Brutality on display as Belgium confronts its heart of darkness


Brutality on display as Belgium confronts its heart of darkness

The reopening of colonial museum may not be enough, as the DRC president demands the repatriation of artefacts

James Crisp

For more than a century, Belgium’s Royal Museum for Central Africa has stood as a monument to some of the worst excesses of colonial plunder.
But Belgium took a step towards confronting its brutal history in the Congo on Saturday when the museum opened to visitors for the first time in five years, after a 10-year “decolonisation” project.
King Leopold II of the Belgians ruled the Congo Free State as an absolute monarch in the late 19th and early 20th centuries, pillaging it of rubber and minerals and overseeing a genocide that killed as many as 15 million people.
Packed to the brim with more than 180,000 looted items, including the beheaded skulls of tribal chiefs, and more than 500 stuffed animals slaughtered by hunters, the museum celebrated the exploits of the Belgians who turned a huge swathe of Africa into a slave state.
The £67m reopening of the palatial 1910 building in the Brussels suburb of Teuveren was supposed to shift the emphasis, with African artists invited to display their work in an effort to modernise and detoxify the museum built by Leopold.
But the reopening risks being overshadowed by a demand from Joseph Kabila, the president of the Democratic Republic of Congo (DRC), for the repatriation of its artefacts.

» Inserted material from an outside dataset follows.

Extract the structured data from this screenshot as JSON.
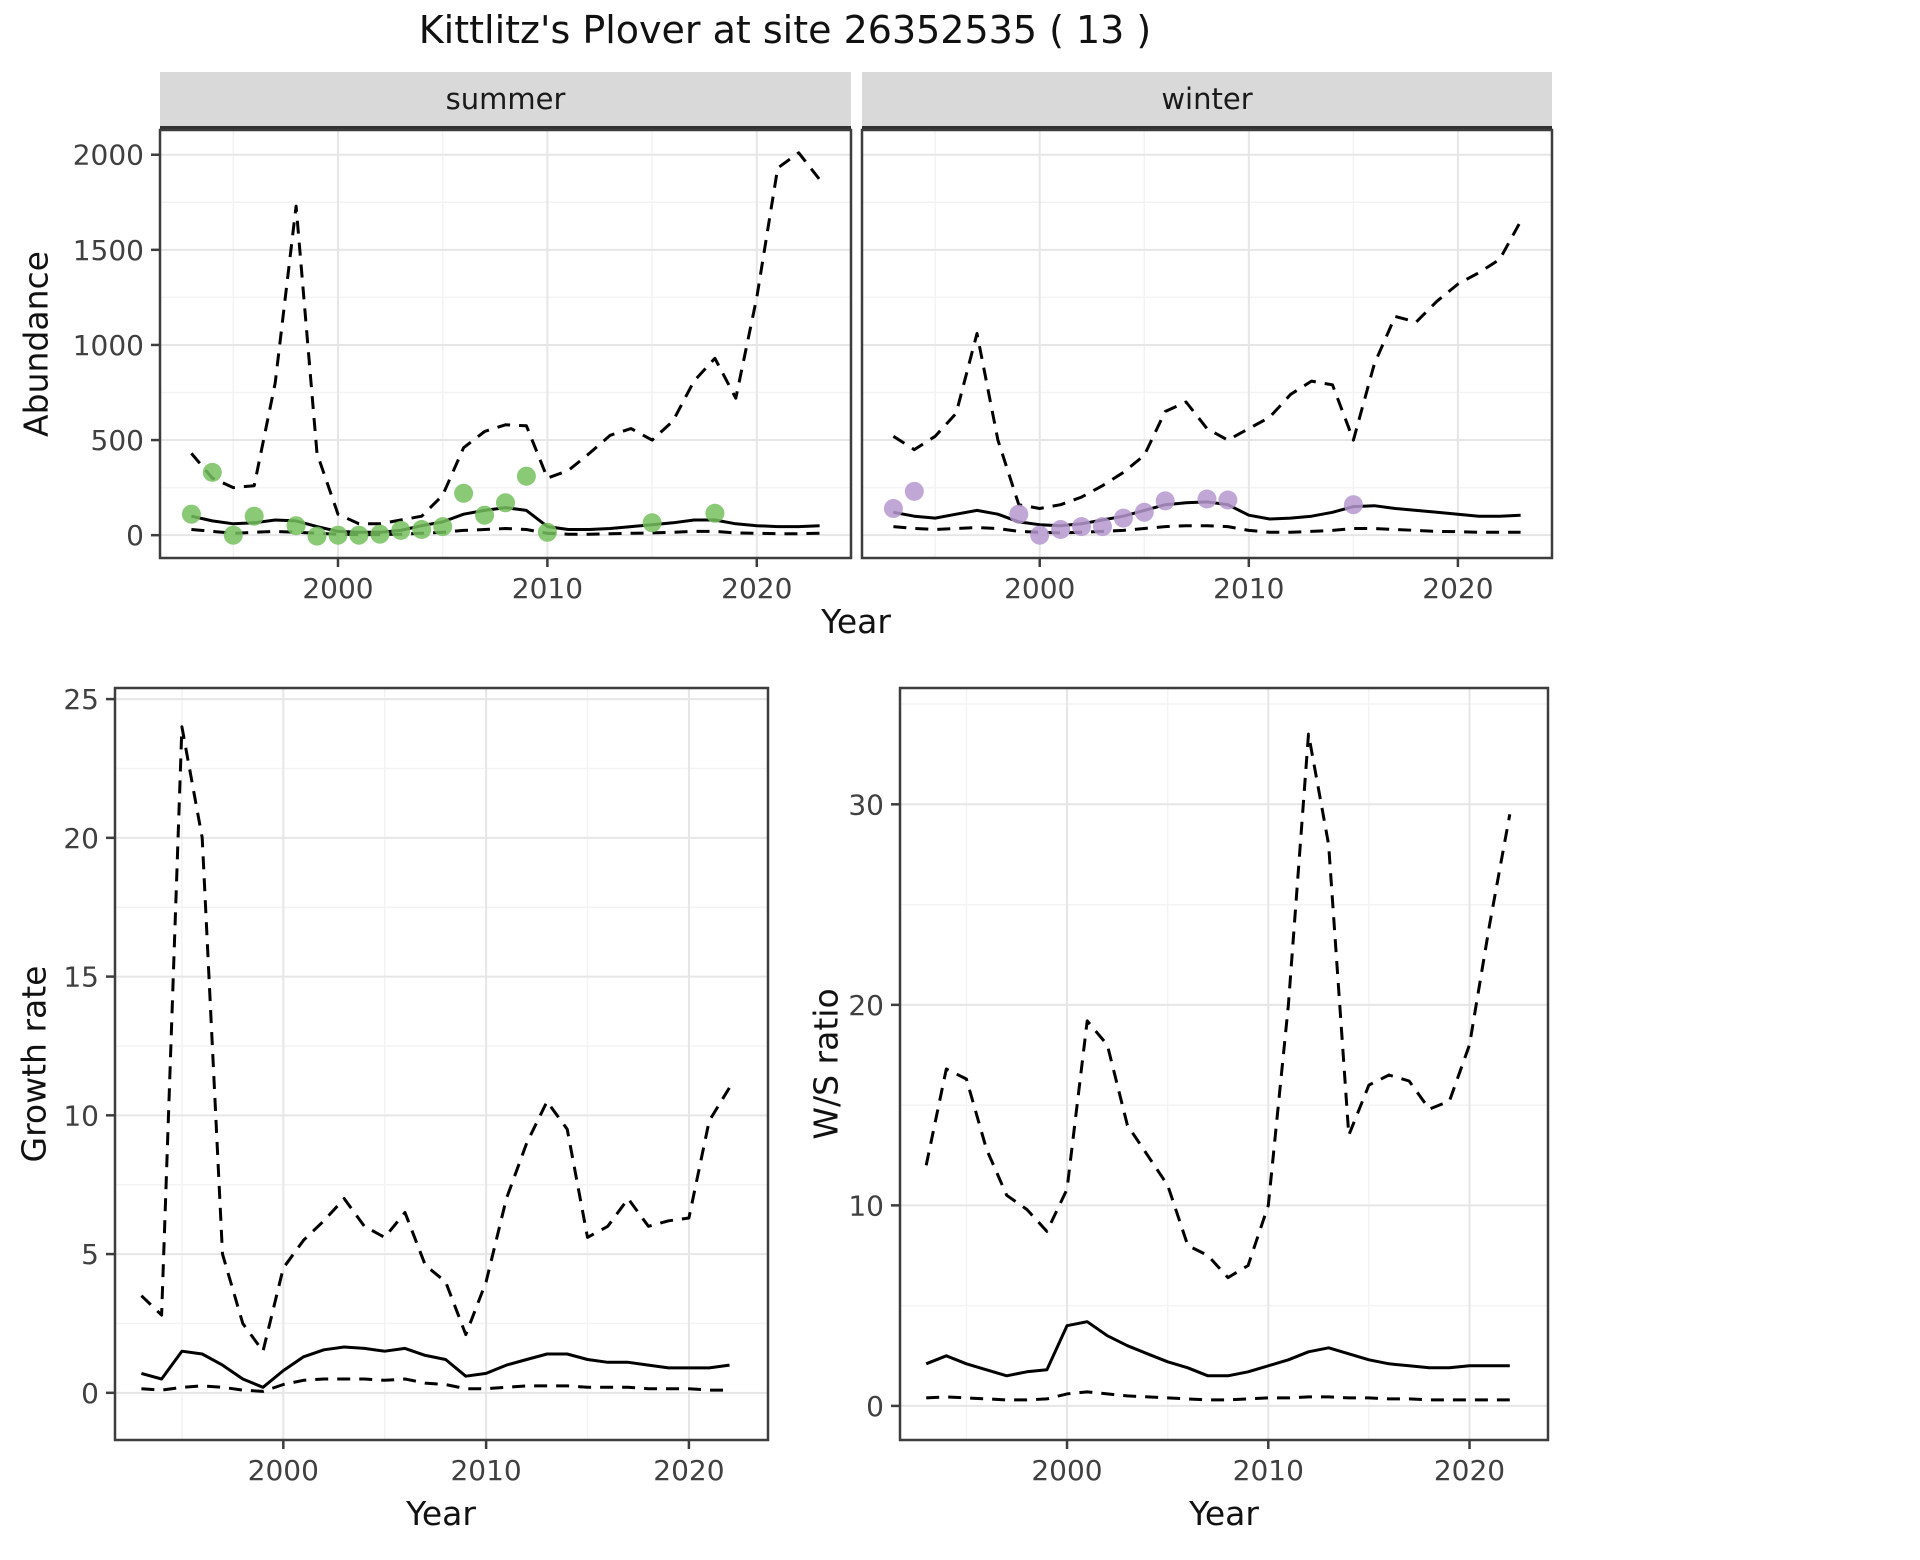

The museum said it would consider the request.
Kabila, whose demand follows Emmanuel Macron’s promise to return colonial-era African artefacts held in France, told the Le Soir newspaper he wanted art and documents for a new museum in the DRC, which is being built with financial help from the government of South Korea.
Guido Gryseels, the museum director, has been on a decade-long quest to move the focus of the museum.
The king’s brutal regime, which inspired Joseph Conrad’s Heart of Darkness, lasted from 1885 to 1908 before, under huge international pressure, the Belgian government took the region out of royal hands.
The Belgian Congo, which includes all of the present day DRC, gained independence in 1960.
“The museum was frozen in time for many years,” Gryseels told The Brussels Times. “When I took over 17 years ago, the permanent exhibition hadn’t changed since the 1950s. That made us the last colonial museum in the world. We were essentially a propaganda institution for the government’s colonial policy.”
In a sign of continued sensitivity over the issue, King Philippe did not attend Saturday’s opening. A palace official said the monarch only attended events where there was “consensus”.
The work of a Congolese artist is given pride of place in the museum as it strives to present a more contemporary view, while offensive statues are displayed in a windowless room.
But it is impossible to totally exorcise the ghost of Leopold, whose monogram dots the walls of the museum.
Among the most popular exhibits in its early days was a “human zoo” of 267 Congolese people. Now, a plaque has finally been erected in memory of seven of them who died from exposure after being forced to wear traditional clothing.